Leaning back in her wet clothes, against the splints of the chair, which sagged on one rocker, she glanced about her at the refuse that overflowed from the hall. The porch looked as if it had not been swept for years. There was a pile of dusty bagging in one corner, and, scattered over the floor, she saw a medley of oil cans, empty cracker boxes and whiskey bottles, loose spokes of cart wheels, rolls of barbed wire, and stray remnants of leather harness. "How can any one live in such confusion?" she thought. Through the doorway, she could distinguish merely a glimmer of light on the ceiling, from which the plaster was dropping, and the vague shape of a staircase, which climbed, steep and slender, to the upper story. It was a fairly good house of its period, the brick dwelling, with ivy-encrusted wings, which was preferred by the more prosperous class of Virginia farmers. The foundation of stone had been well laid; the brick walls were stout and solid, and though neglect and decay had overtaken it, the house still preserved, beneath its general air of deterioration, an underlying character of honesty and thrift. Turning away, she gazed through the silver mesh of rain, past the barn and the stable, to the drenched pasture, where a few trees rocked back and forth, and a flock of frightened sheep huddled together. Where were the farm labourers, she wondered? What had become of Jemima, who, Aunt Mehitable had said, was still working here? Two men living alone must keep at least one woman servant. Had the storm thrown a curse of stagnation over the place, and made it incapable of movement or sound? She could barely see the sky for the slanting rain, which drove faster every minute. Was she the only living thing left, except the cowering sheep in the pasture and the dripping white turkeys under the box-bush?
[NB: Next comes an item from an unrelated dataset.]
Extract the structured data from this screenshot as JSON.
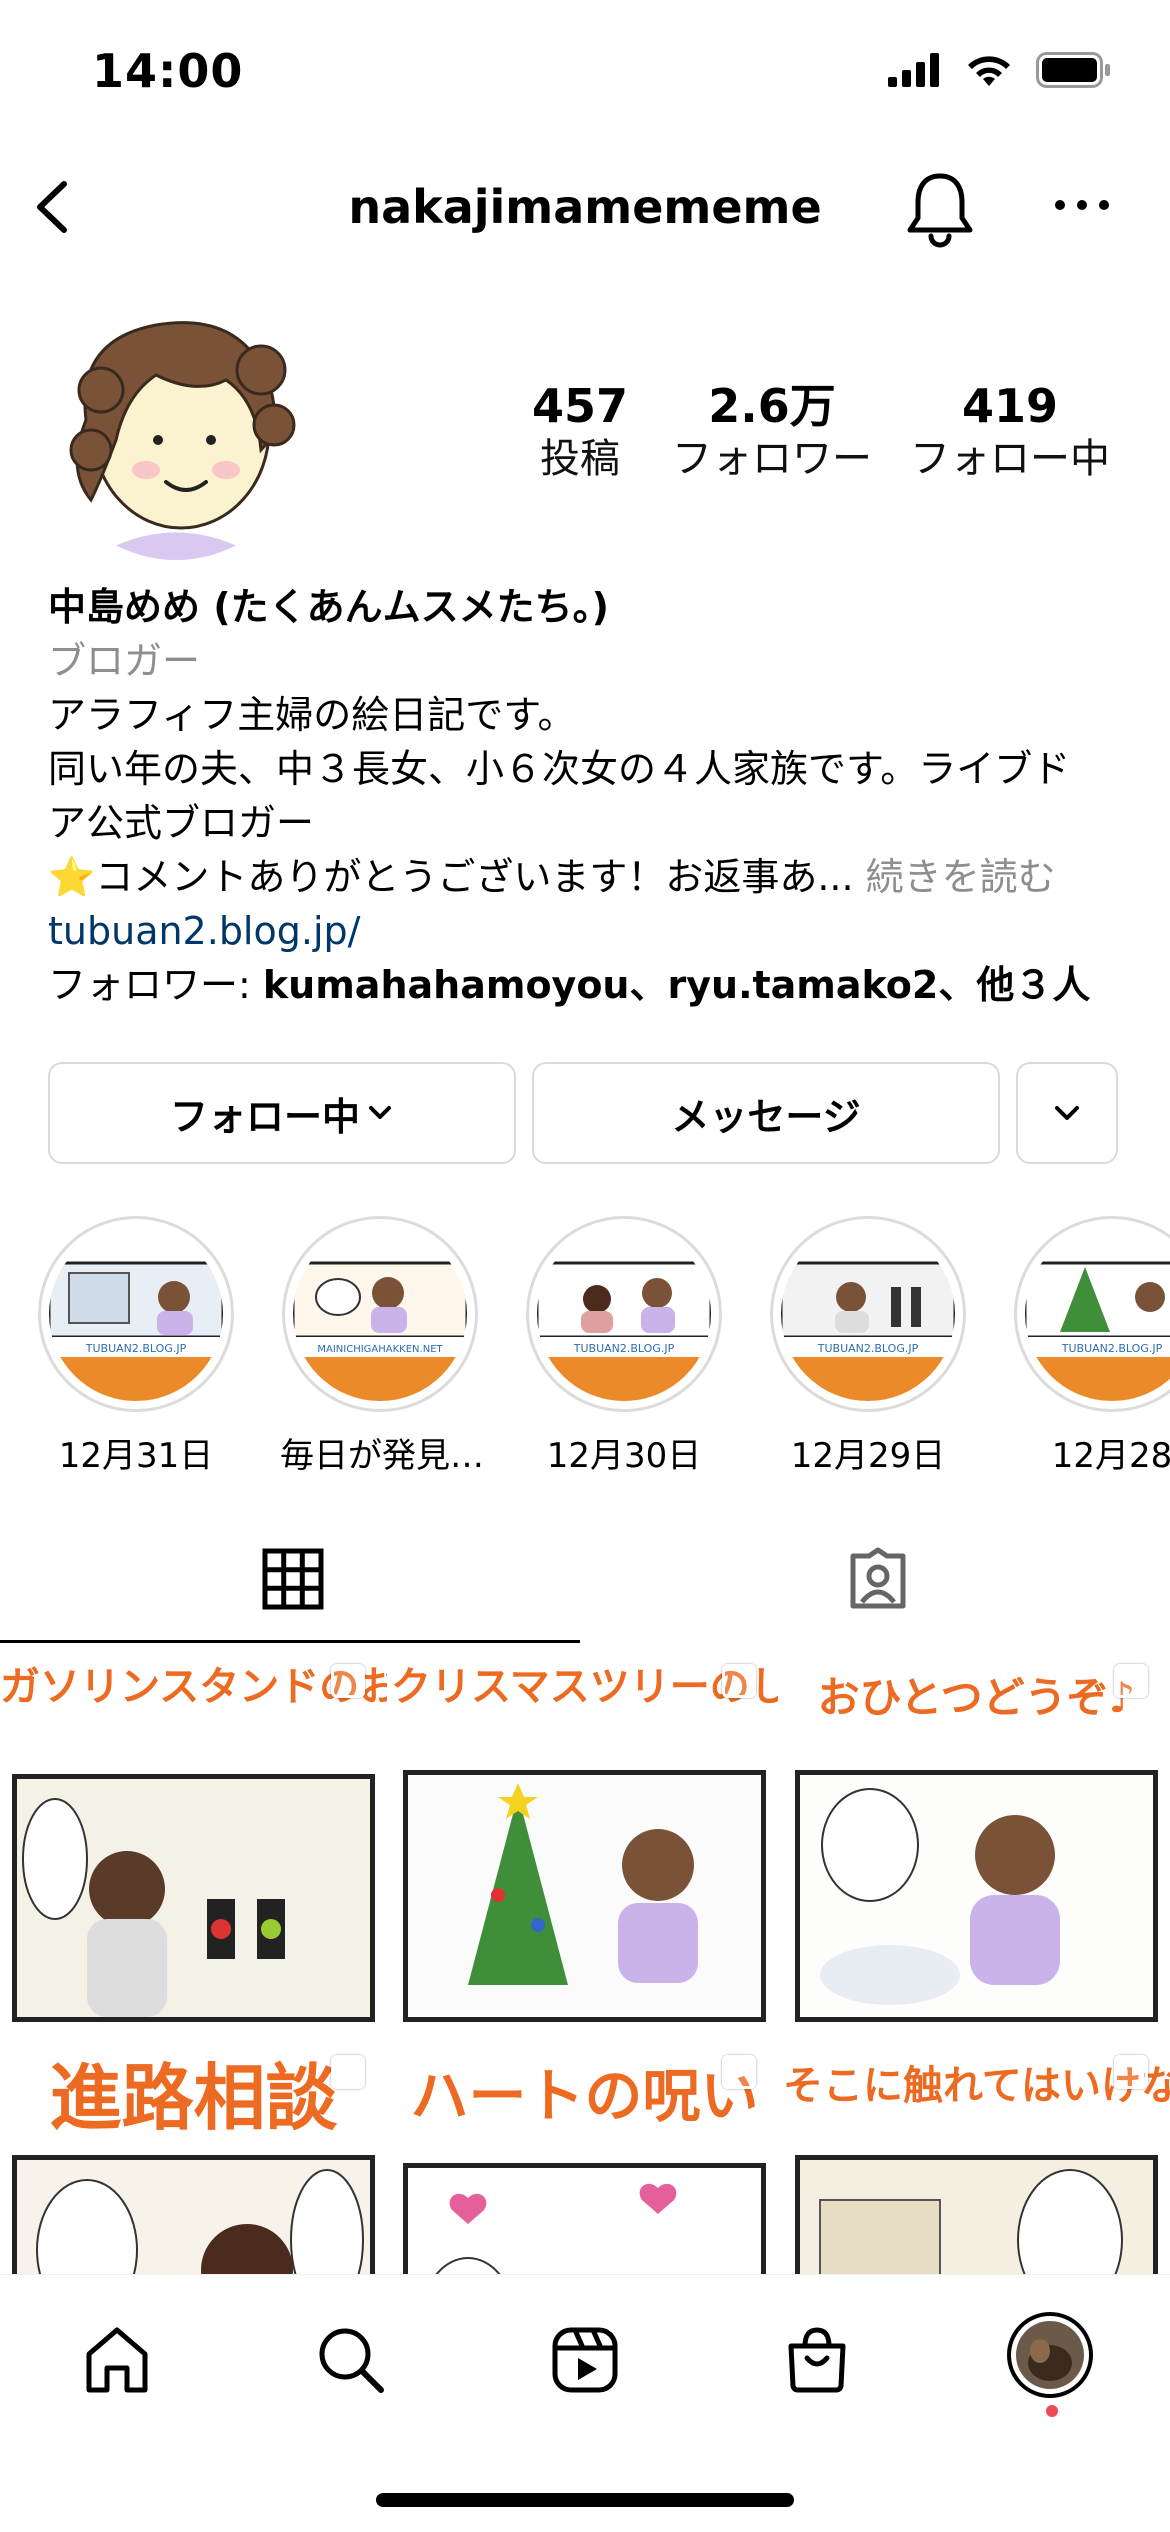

While she was still asking the question, she heard a shuffling step in the hall behind her, and looking hastily over her shoulder, saw the figure of the old man blocking the doorway. For an instant his squat outline, blurred between the dark hall and the sheets of rain, was all that she distinguished. Then he lurched toward her, peering out of the gloom. Yesterday, she would have run from him in terror. Before her visit to Whistling Spring she would have faced the storm rather than the brooding horror at Five Oaks. But the great fear had absorbed the small fears as the night absorbs shadows. Nothing mattered to her if she could only reach Jason.

"Come in, come in," the old doctor was mumbling, with a dreary effort at hospitality.

He held out his palsied hand, and all the evil rumours she had heard since he had given up his practice and buried himself at Five Oaks rushed into her mind. It must be true that he had always been a secret drinker, and that the habit had taken possession now of his faculties. Though she had known him all her life, the change in him was so startling that she would scarcely have recognized him. His once robust figure was wasted and flabby, except for his bloated paunch, which hung down like a sack of flour; his scraggy throat protruding from the bristles of his beard reminded the girl of the neck of a buzzard; his little fiery eyes, above inflamed pouches of skin, flickered and shone, just as the smouldering embers had flickered and shone under Aunt Mehitable's pot. And from these small bloodshot eyes something sly and secretive and malignant looked out at her. Was this, she wondered, what whiskey and his own evil nature could do to a man?

"I am on my way back from Whistling Spring," she explained, while she struggled against the repulsion he aroused in her. "The storm caught me just as I reached here."

He smirked with his bloodless old lips, which cracked under the strain. "Eh? Eh?" he chuckled, cupping his ear in his hand. Then catching hold of her sleeve, he pulled her persuasively toward the doors "Come in, come in," he urged. "You're wet through. I've kindled a bit of fire to dry my boots, and it's still burning. Come in, and dry yourself before you take cold from the wetting."